As explained in the Projects configuration and Settings section, jobflow-remote uses a MongoDB database to store the information about the state of Jobs and Flows. This is defined in the queue section of the project configuration. In several circumstances it may be required to perform a backup of this database. For this reason jobflow-remote offers an option to create a dump of the relevant collections for a project and restore it if needed.

Warning

This functionality does not create a backup of the JobStore containing the output of the workflows. Since the output store can be any kind of Store and the result may be split in the additional_stores, if a backup is needed it will be required to do that through the JobStore or directly with the storage system.
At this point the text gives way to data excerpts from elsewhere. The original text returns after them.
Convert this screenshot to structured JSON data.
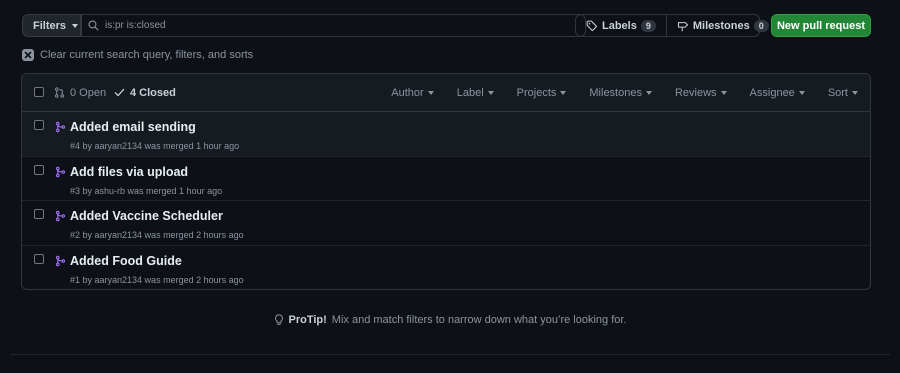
{
  "toolbar": {
    "filters_label": "Filters",
    "search_value": "is:pr is:closed",
    "labels_label": "Labels",
    "labels_count": "9",
    "milestones_label": "Milestones",
    "milestones_count": "0",
    "new_pr_label": "New pull request"
  },
  "clear_query": "Clear current search query, filters, and sorts",
  "header": {
    "open_label": "0 Open",
    "closed_label": "4 Closed",
    "filters": [
      "Author",
      "Label",
      "Projects",
      "Milestones",
      "Reviews",
      "Assignee",
      "Sort"
    ]
  },
  "pulls": [
    {
      "title": "Added email sending",
      "meta": "#4 by aaryan2134 was merged 1 hour ago"
    },
    {
      "title": "Add files via upload",
      "meta": "#3 by ashu-rb was merged 1 hour ago"
    },
    {
      "title": "Added Vaccine Scheduler",
      "meta": "#2 by aaryan2134 was merged 2 hours ago"
    },
    {
      "title": "Added Food Guide",
      "meta": "#1 by aaryan2134 was merged 2 hours ago"
    }
  ],
  "protip": {
    "label": "ProTip!",
    "text": "Mix and match filters to narrow down what you’re looking for."
  },
  "colors": {
    "background": "#0d1117",
    "merged_icon": "#a371f7",
    "primary_button": "#238636"
  },
  "icons": {
    "search": "search-icon",
    "label": "tag-icon",
    "milestone": "milestone-icon",
    "pr_open": "git-pull-request-icon",
    "check": "check-icon",
    "merged": "git-merge-icon",
    "bulb": "light-bulb-icon"
  }
}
There are two options to create and restore a backup. The default relies on the official MongoDB tools: mongodump and mongorestore. For this to work the MongoDB database tools need to be installed. The connection details provided in the project configuration will be used to execute the commands. This is the preferred option, since it is faster and also dumps and restores all the metadata of the collections. However, not all the connection options defined in the queue Store may be supported or it may be not possible to install the tools. For this reason a second option, based on a pure python implementation is also available. This can be activated by selecting the --python option from the CLI.

Warning

The python version of the backup and restore will not preserve the metadata of the collection. After restoring a backup with this option it would be better to regenerate the standard indexes using the jf admin index rebuild command.

Note

It is of course possible to manually create a backup using the MongoDB tools. This jobflow-remote feature is meant to ease the procedure by automatically selecting the appropriate collections to backup.

Create a backup#

A backup can be created with the command:

jf backup create

As already mentioned, this will use the mongodump executable, unless the --python option is specified. It is possible to specify the destination path of the backup and the output folder contains the jobs.bson, flows.bson and jf_auxiliary.bson files. If the mongodump command is used, the folder will also contain the metadata files for each collection. It is also possible to request that the backup files will be gzipped, by adding the --compress option.

Note

The folder creation follows the convention of the mongodump executable, so inside the folder specified in the create command there will be a subfolder with the name of the database.

Note

The name of the files will be the standard ones, even if the names of the collections defined in the project configuration file are different.

Restore a backup#

To restore a backup the following command can be used:

jf backup restore /path/to/backup/folder

The path should point to the folder containing the bson files generated during the creation. The code will automatically determine if the files are zipped, based on their extension.

Note

The name of the target collection are determined by the values defined in the project settings, not by the names of the files, nor by the names of the collections from which the backup was created.

Note

The backup can be restored only in an empty database. The code will raise an error if the target database already contains jobs and flows.